La question dérange. Dans l’imaginaire collectif, négocier supposerait céder, donc perdre. Pourtant, dans l’entreprise comme ailleurs, refuser la négociation revient souvent à s’enfermer dans une logique de blocage. Chez LCL, comme dans toute grande organisation, la négociation fait partie du quotidien social : rémunération, organisation du travail, télétravail, évolution des métiers. Mais il faut lever une ambiguïté : une négociation n’est jamais « gagnant-gagnant ». Elle est toujours « donnant-donnant ».
Gagnant-gagnant : un mythe confortable
Le « gagnant-gagnant » laisse penser que chacun repartirait avec plus que ce qu’il avait au départ, sans réelle concession. Dans les faits, cela n’existe pas. Une négociation porte par définition sur des ressources limitées : budget, effectifs, temps, organisation. Si une partie obtient davantage, l’autre accepte nécessairement de concéder quelque chose.
Parler de « donnant-donnant » est plus honnête. Chacun donne pour recevoir. La direction peut accorder des mesures salariales en échange d’engagements sur la performance collective. Les représentants des salariés peuvent accepter des évolutions d’organisation en contrepartie de garanties sur l’emploi ou les conditions de travail. L’équilibre n’est pas parfait, mais il est assumé.

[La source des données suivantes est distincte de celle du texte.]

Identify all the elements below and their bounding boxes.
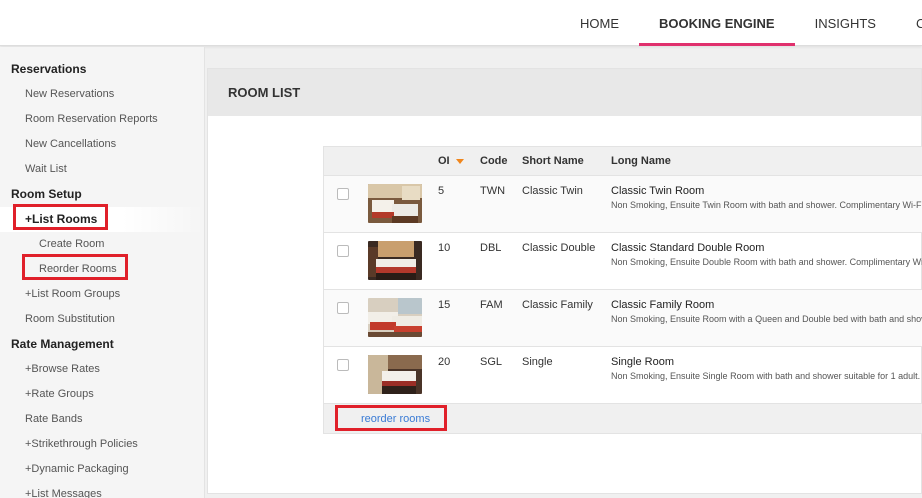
sidebar-section-rate-management: Rate Management	[11, 337, 114, 351]
room-list-panel: ROOM LIST OI Code Short Name Long Name 5…	[207, 68, 922, 494]
room-photo-icon	[368, 298, 422, 337]
table-row[interactable]: 15 FAM Classic Family Classic Family Roo…	[324, 290, 922, 347]
sidebar-item-rate-groups[interactable]: +Rate Groups	[0, 382, 204, 407]
nav-cr[interactable]: CR	[896, 0, 922, 46]
table-row[interactable]: 20 SGL Single Single Room Non Smoking, E…	[324, 347, 922, 404]
sidebar-item-list-room-groups[interactable]: +List Room Groups	[0, 282, 204, 307]
cell-code: SGL	[480, 356, 503, 368]
sort-desc-icon	[455, 158, 464, 164]
table-row[interactable]: 5 TWN Classic Twin Classic Twin Room Non…	[324, 176, 922, 233]
row-checkbox[interactable]	[337, 359, 349, 371]
room-thumbnail-family[interactable]	[368, 298, 422, 337]
sidebar-item-wait-list[interactable]: Wait List	[0, 157, 204, 182]
sidebar-item-room-reservation-reports[interactable]: Room Reservation Reports	[0, 107, 204, 132]
nav-booking-engine[interactable]: BOOKING ENGINE	[639, 0, 795, 46]
cell-long-name: Classic Standard Double Room	[611, 242, 765, 254]
header-ol-label: OI	[438, 155, 450, 167]
cell-description: Non Smoking, Ensuite Twin Room with bath…	[611, 200, 922, 210]
header-long-name[interactable]: Long Name	[611, 155, 922, 167]
table-header: OI Code Short Name Long Name	[324, 147, 922, 176]
sidebar-item-new-reservations[interactable]: New Reservations	[0, 82, 204, 107]
room-photo-icon	[368, 241, 422, 280]
cell-long-name: Classic Family Room	[611, 299, 715, 311]
room-photo-icon	[368, 355, 422, 394]
table-footer: reorder rooms	[324, 404, 922, 433]
sidebar-item-list-messages[interactable]: +List Messages	[0, 482, 204, 498]
cell-short-name: Classic Double	[522, 242, 596, 254]
cell-ol: 20	[438, 356, 451, 368]
cell-short-name: Classic Twin	[522, 185, 583, 197]
cell-long-name: Single Room	[611, 356, 674, 368]
cell-ol: 10	[438, 242, 451, 254]
room-table: OI Code Short Name Long Name 5 TWN Class…	[323, 146, 922, 434]
sidebar-section-reservations: Reservations	[11, 62, 87, 76]
nav-home[interactable]: HOME	[560, 0, 639, 46]
page-title: ROOM LIST	[208, 69, 921, 116]
cell-short-name: Single	[522, 356, 553, 368]
cell-long-name: Classic Twin Room	[611, 185, 705, 197]
room-thumbnail-single[interactable]	[368, 355, 422, 394]
sidebar-item-browse-rates[interactable]: +Browse Rates	[0, 357, 204, 382]
cell-code: DBL	[480, 242, 502, 254]
room-thumbnail-double[interactable]	[368, 241, 422, 280]
cell-description: Non Smoking, Ensuite Single Room with ba…	[611, 371, 922, 381]
sidebar-item-strikethrough-policies[interactable]: +Strikethrough Policies	[0, 432, 204, 457]
cell-ol: 5	[438, 185, 445, 197]
cell-description: Non Smoking, Ensuite Room with a Queen a…	[611, 314, 922, 324]
nav-insights[interactable]: INSIGHTS	[795, 0, 896, 46]
reorder-rooms-link[interactable]: reorder rooms	[361, 413, 430, 425]
cell-short-name: Classic Family	[522, 299, 593, 311]
sidebar-item-reorder-rooms[interactable]: Reorder Rooms	[0, 257, 204, 282]
row-checkbox[interactable]	[337, 188, 349, 200]
sidebar-item-room-substitution[interactable]: Room Substitution	[0, 307, 204, 332]
main-nav: HOME BOOKING ENGINE INSIGHTS CR	[560, 0, 922, 46]
table-row[interactable]: 10 DBL Classic Double Classic Standard D…	[324, 233, 922, 290]
sidebar-section-room-setup: Room Setup	[11, 187, 82, 201]
row-checkbox[interactable]	[337, 302, 349, 314]
cell-code: FAM	[480, 299, 503, 311]
room-photo-icon	[368, 184, 422, 223]
sidebar: Reservations New Reservations Room Reser…	[0, 47, 205, 498]
room-thumbnail-twin[interactable]	[368, 184, 422, 223]
sidebar-item-new-cancellations[interactable]: New Cancellations	[0, 132, 204, 157]
sidebar-item-rate-bands[interactable]: Rate Bands	[0, 407, 204, 432]
row-checkbox[interactable]	[337, 245, 349, 257]
table-body: 5 TWN Classic Twin Classic Twin Room Non…	[324, 176, 922, 404]
sidebar-item-list-rooms[interactable]: +List Rooms	[0, 207, 204, 232]
sidebar-item-dynamic-packaging[interactable]: +Dynamic Packaging	[0, 457, 204, 482]
header-short-name[interactable]: Short Name	[522, 155, 611, 167]
header-code[interactable]: Code	[480, 155, 522, 167]
sidebar-item-create-room[interactable]: Create Room	[0, 232, 204, 257]
top-bar: HOME BOOKING ENGINE INSIGHTS CR	[0, 0, 922, 46]
cell-description: Non Smoking, Ensuite Double Room with ba…	[611, 257, 922, 267]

Négocier, ce n’est pas capituler
Pour un salarié, accepter le principe de la négociation ne signifie pas se résigner. C’est reconnaître que le rapport de force seul ne suffit pas à produire des solutions durables. Une revendication maximale affichée au départ n’a pas vocation à être le point d’arrivée : elle sert de point d’appui.
Dans une entreprise bancaire confrontée à des mutations profondes – digitalisation, pression concurrentielle, exigences réglementaires – la capacité à trouver des compromis conditionne la stabilité sociale. Une négociation réussie n’est pas celle où une partie « gagne tout », mais celle où chacune obtient suffisamment pour considérer l’accord acceptable.
Le cas des négociations sociales
Dans les négociations collectives, le principe du donnant-donnant est encore plus visible. Un accord majoritaire suppose que les organisations syndicales acceptent de hiérarchiser leurs priorités. Tout ne peut pas être obtenu en même temps.
Lorsque les positions deviennent trop radicales, la négociation se grippe. Une organisation qui refuse par principe toute concession se prive d’espace de discussion. En se plaçant dans une logique du « tout ou rien », elle rend impossible le compromis et, paradoxalement, risque d’aboutir à… rien.
À l’inverse, une organisation trop conciliante peut perdre en crédibilité. La difficulté est donc stratégique : peser suffisamment dans le rapport de force pour obtenir des avancées, sans fermer la porte à l’accord.
Radicalité et efficacité : un équilibre délicat
La radicalité peut mobiliser. Elle peut aussi rassurer une base militante. Mais dans le cadre juridique français, où la validité d’un accord repose sur des majorités clairement établies, l’efficacité passe par la capacité à signer des textes applicables. Refuser systématiquement de conclure revient à laisser d’autres décider.
Pour les salariés de LCL, l’enjeu est concret : salaires, conditions de travail, protection sociale ne progressent que par des accords formalisés. Une négociation ne produit pas un vainqueur et un vaincu ; elle produit un équilibre. Fragile, perfectible, parfois frustrant. Mais réel.
Vouloir négocier, ce n’est donc pas accepter de perdre. C’est accepter de composer. Dans l’entreprise, c’est souvent la seule manière d’avancer.